Only by denying that Yoo did anything evil can we logically reject such things as the criminalization of brainstorming, etc.
*cannot* be restrained by mere Congressional statute
Yoo is following the only path left to him at this point. He was too widely exposed to try to avoid scrutiny like his colleagues.
And frankly there's no reason to worry about him, or most of the higher ups from the Bush administration. They will carry the stink from that clusterfuck of a presidency around with them for the rest of their lives, and no one in a position of power will want anything to do with them.
NY Times Reporter Charlie Savage on the OLC memos (authored by yoo and his staff) that were never meant to see the light of day, but were designed to give the president legal authority to do whatever it is was the president wished...
http://www.youtube.com/watch?v=qvm-QzFI9dw
kathryn jones
MSL
Peter,
Good libertarians don't have blind faith that someone is a terrorist simply because the government says he is. That type of faith is downright leftist in its devotion.
Peter,
There is a strange irony that you seem to have missed in your statement. You are arguing that in order to protect truth, justice, and the American way (or something like that) that we must set aside those very things that we are trying to protect. Since no one here is advocating that we let bad guys go (if the government can demonstrate that they are bad guys), I don't see how saying that we should have a procedure to verify if they are bad guys (at least not one based on "trust us, we're the government") would lead to what you seem to think it would. There have been enough instances lately where sympathetic courts have reamed the government a new one for slipshod work and lack of any evidence at all, plus enough cases of people who were demonstrably innocent, that it should give you pause. Or does it not matter because those innocents were a bunch of towel heads and not Americans?
Regarding criminalizing brainstorming: Yoo's bits went well beyond brainstorming sessions. No one here (or anywhere else I know of) has argued that Yoo is criminal for talking over possibilities, even bad ones. They are arguing that his legal advice led to criminal action and was, when put into action, itself criminal.
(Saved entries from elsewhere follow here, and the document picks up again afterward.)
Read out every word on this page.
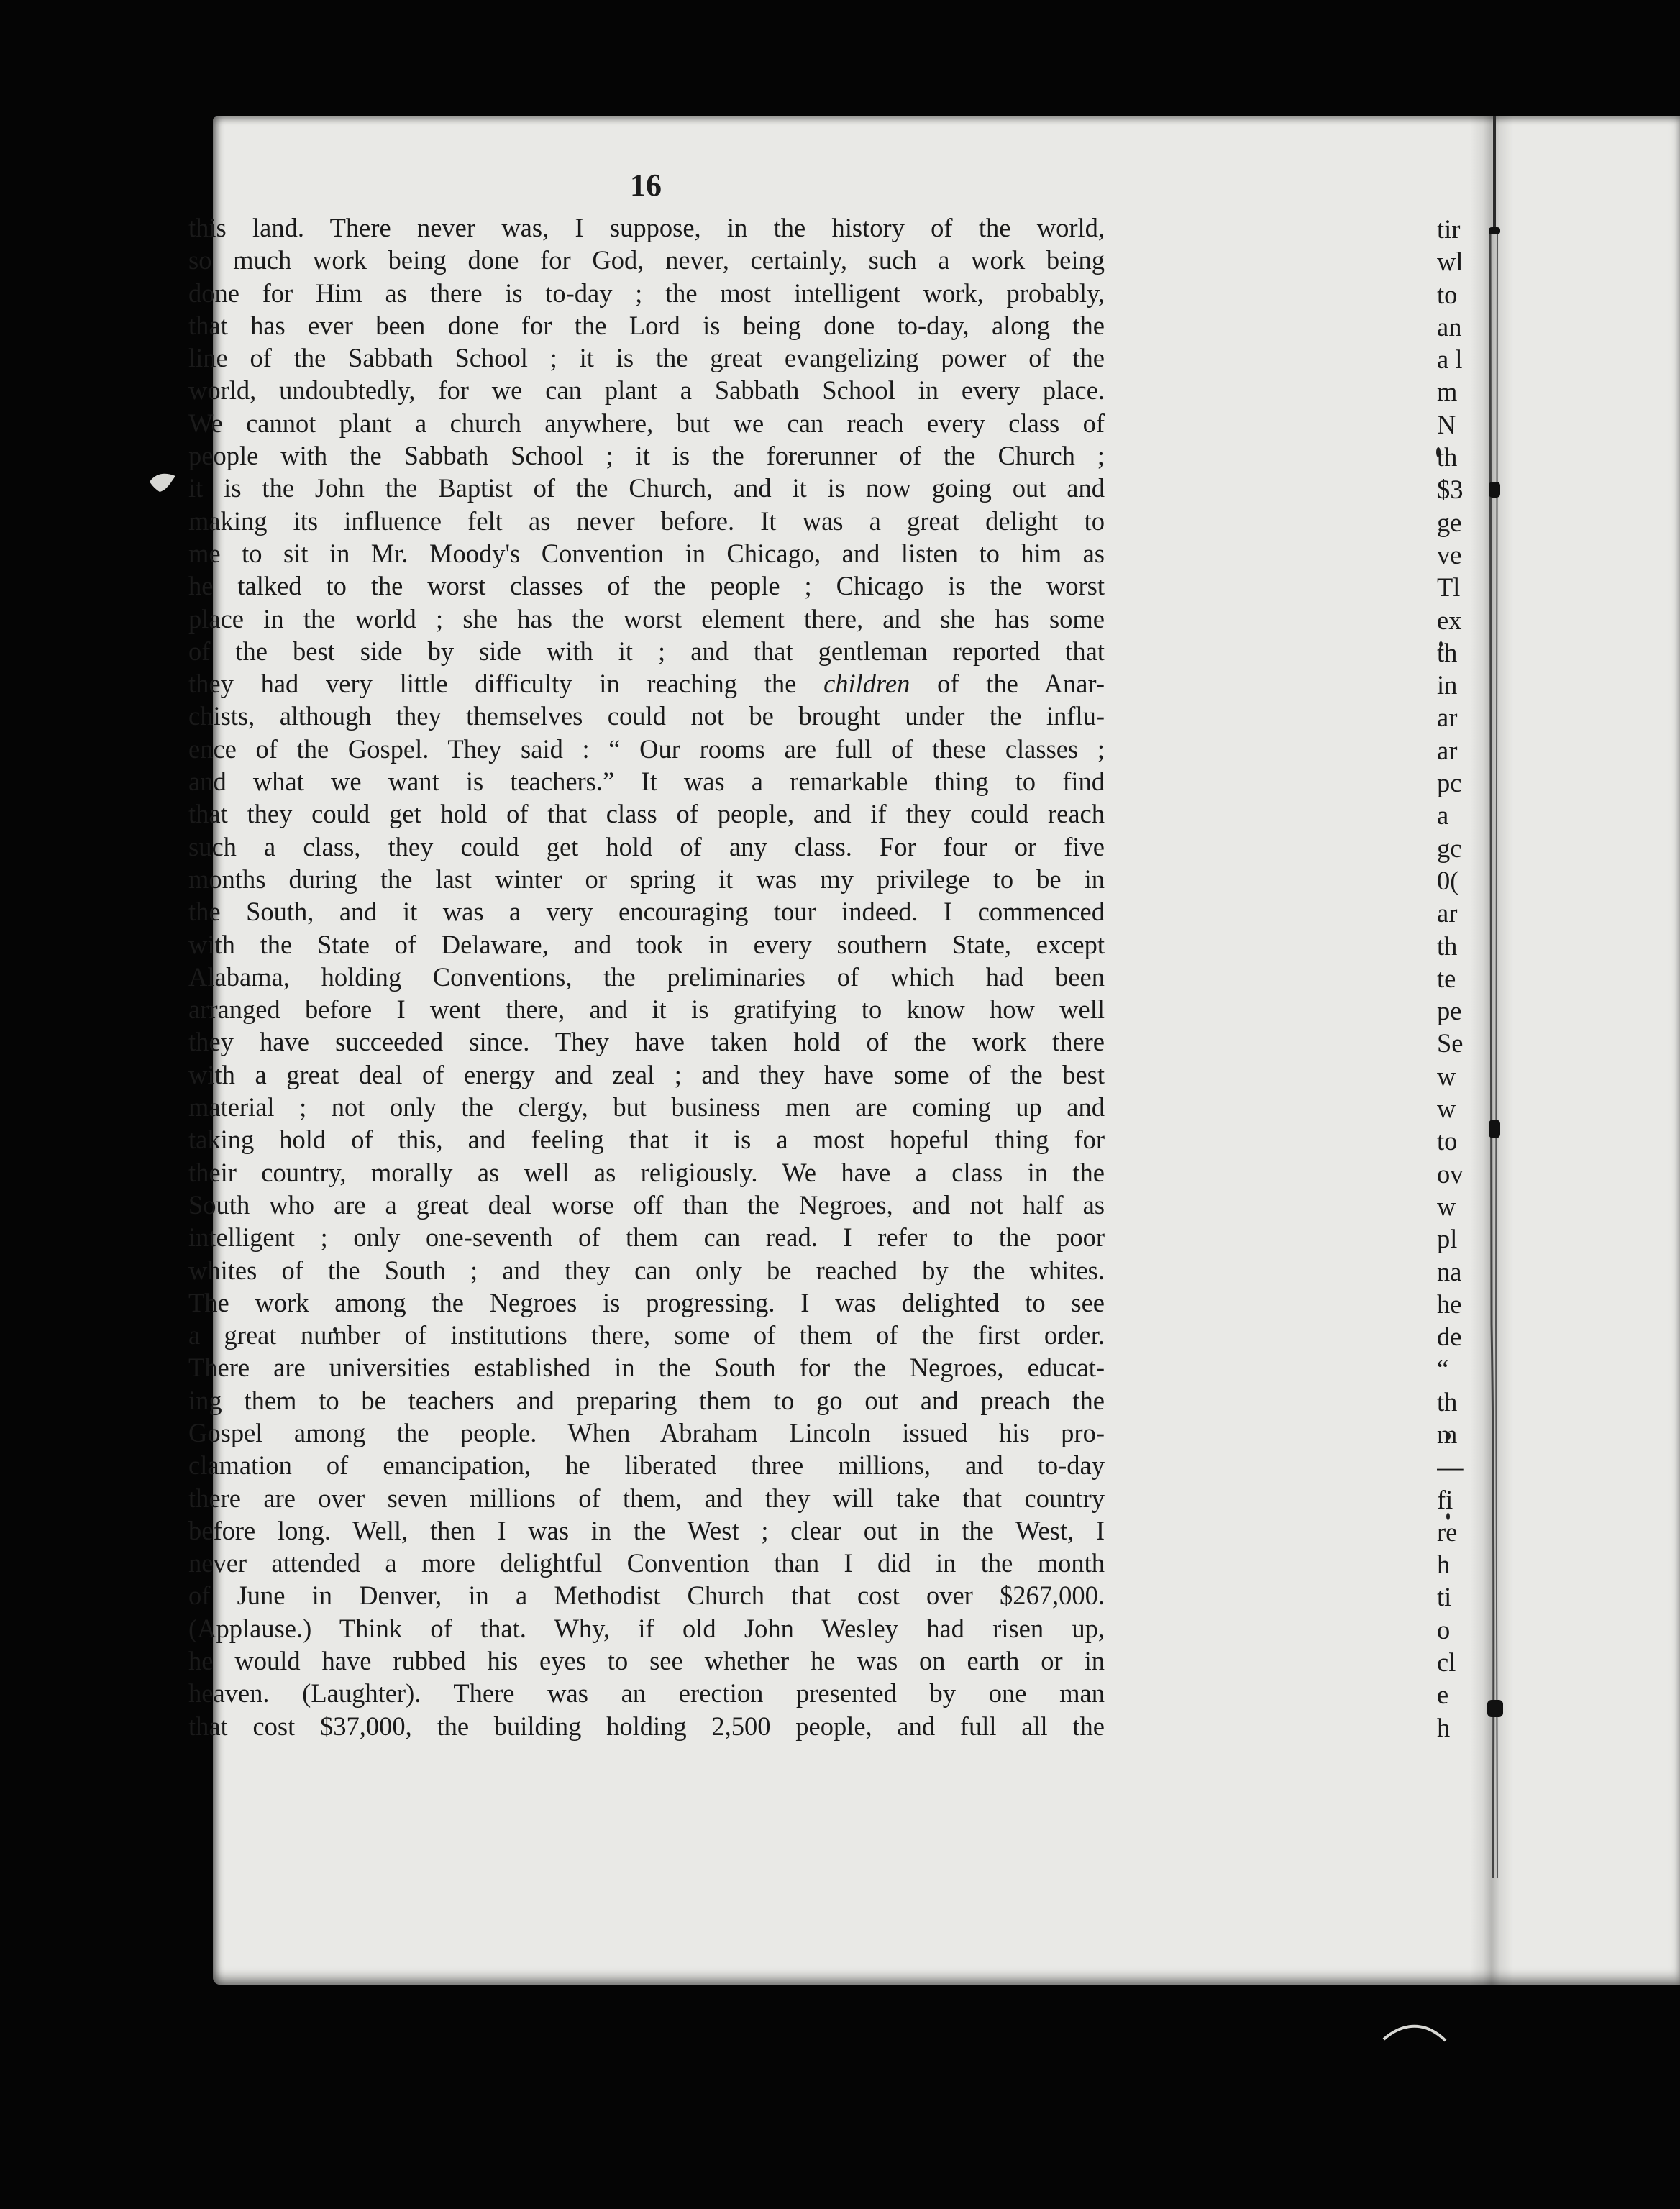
16
this land. There never was, I suppose, in the history of the world,
so much work being done for God, never, certainly, such a work being
done for Him as there is to-day ; the most intelligent work, probably,
that has ever been done for the Lord is being done to-day, along the
line of the Sabbath School ; it is the great evangelizing power of the
world, undoubtedly, for we can plant a Sabbath School in every place.
We cannot plant a church anywhere, but we can reach every class of
people with the Sabbath School ; it is the forerunner of the Church ;
it is the John the Baptist of the Church, and it is now going out and
making its influence felt as never before. It was a great delight to
me to sit in Mr. Moody's Convention in Chicago, and listen to him as
he talked to the worst classes of the people ; Chicago is the worst
place in the world ; she has the worst element there, and she has some
of the best side by side with it ; and that gentleman reported that
they had very little difficulty in reaching the children of the Anar-
chists, although they themselves could not be brought under the influ-
ence of the Gospel. They said : “ Our rooms are full of these classes ;
and what we want is teachers.” It was a remarkable thing to find
that they could get hold of that class of people, and if they could reach
such a class, they could get hold of any class. For four or five
months during the last winter or spring it was my privilege to be in
the South, and it was a very encouraging tour indeed. I commenced
with the State of Delaware, and took in every southern State, except
Alabama, holding Conventions, the preliminaries of which had been
arranged before I went there, and it is gratifying to know how well
they have succeeded since. They have taken hold of the work there
with a great deal of energy and zeal ; and they have some of the best
material ; not only the clergy, but business men are coming up and
taking hold of this, and feeling that it is a most hopeful thing for
their country, morally as well as religiously. We have a class in the
South who are a great deal worse off than the Negroes, and not half as
intelligent ; only one-seventh of them can read. I refer to the poor
whites of the South ; and they can only be reached by the whites.
The work among the Negroes is progressing. I was delighted to see
a great number of institutions there, some of them of the first order.
There are universities established in the South for the Negroes, educat-
ing them to be teachers and preparing them to go out and preach the
Gospel among the people. When Abraham Lincoln issued his pro-
clamation of emancipation, he liberated three millions, and to-day
there are over seven millions of them, and they will take that country
before long. Well, then I was in the West ; clear out in the West, I
never attended a more delightful Convention than I did in the month
of June in Denver, in a Methodist Church that cost over $267,000.
(Applause.) Think of that. Why, if old John Wesley had risen up,
he would have rubbed his eyes to see whether he was on earth or in
heaven. (Laughter). There was an erection presented by one man
that cost $37,000, the building holding 2,500 people, and full all the
tir
wl
to
an
a l
m
N
th
$3
ge
ve
Tl
ex
th
in
ar
ar
pc
a
gc
0(
ar
th
te
pe
Se
w
w
to
ov
w
pl
na
he
de
“
th
m
—
fi
re
h
ti
o
cl
e
h
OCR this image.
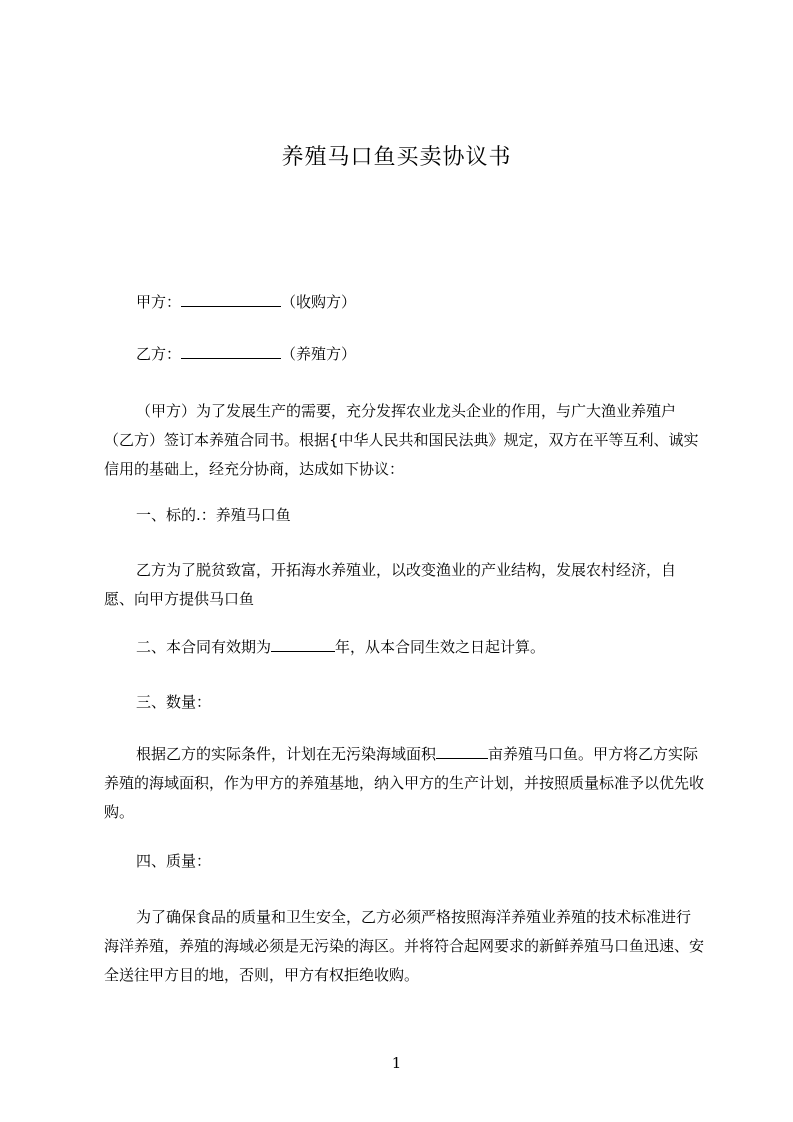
养殖马口鱼买卖协议书
甲方：	（收购方）
乙方：	（养殖方）

（甲方）为了发展生产的需要，充分发挥农业龙头企业的作用，与广大渔业养殖户（乙方）签订本养殖合同书。根据{中华人民共和国民法典》规定，双方在平等互利、诚实信用的基础上，经充分协商，达成如下协议：

一、标的.：养殖马口鱼

乙方为了脱贫致富，开拓海水养殖业，以改变渔业的产业结构，发展农村经济，自愿、向甲方提供马口鱼

二、本合同有效期为	年，从本合同生效之日起计算。
三、数量：

根据乙方的实际条件，计划在无污染海域面积	亩养殖马口鱼。甲方将乙方实际养殖的海域面积，作为甲方的养殖基地，纳入甲方的生产计划，并按照质量标准予以优先收购。

四、质量：

为了确保食品的质量和卫生安全，乙方必须严格按照海洋养殖业养殖的技术标准进行海洋养殖，养殖的海域必须是无污染的海区。并将符合起网要求的新鲜养殖马口鱼迅速、安全送往甲方目的地，否则，甲方有权拒绝收购。

1
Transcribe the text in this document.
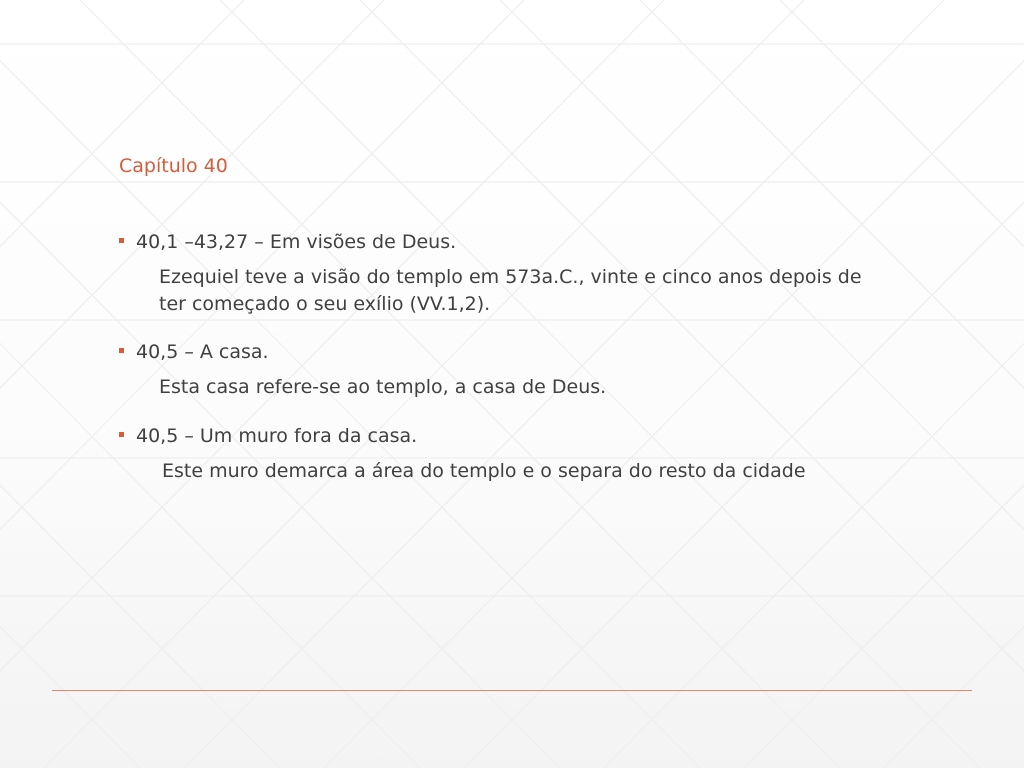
Capítulo 40
40,1 –43,27 – Em visões de Deus.
Ezequiel teve a visão do templo em 573a.C., vinte e cinco anos depois de
ter começado o seu exílio (VV.1,2).
40,5 – A casa.
Esta casa refere-se ao templo, a casa de Deus.
40,5 – Um muro fora da casa.
Este muro demarca a área do templo e o separa do resto da cidade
Had Yoo merely said "you know, I think this might be a legal justification for torture" that would not be criminal in any sense. It was the putting of it into action that is the problem. Just as if I said that my neighbor deserves an asswhupping it's not criminal, but if I go over and beat him up myself or have someone do it on the basis of my sentiments, it is.
If a lawyer tells his client that you can legally rob a bank on the third Tuesday of the month, can't he be disbarred for that?
What good libertarians should be pondering is the danger to our liberties that can result from asserting civil rights for terrorists criminals who:
1. Operate outside the bounds of legal warfare the law by targeting civilians, refusing to wear uniforms, and exploiting the rights given to citizens of other countries to escape punishment.
2. Intimidate, murder and maim people of all countries who stand up for individual rights and put forth freedom of thought.
3. Take advantage of open societies to operate, attack and murder, encouraging many people to choose security over liberty.
Also, good libertarians should question the chilling effect that criminalizing brainstorming sessions and legal opinions will have on future brainstorming sessions and legal opinions.
I would love to be a libertarian. Really, I try so hard. But y'all are so dense when it comes to defending everything you claim to hold dear from evil men.
Yep, that works just as well as Peter's initial post.
But, Seamus, he said "terrorist".
It's not fair thinking after he says "terrorist", you gotta PANIC when he says "terrorist".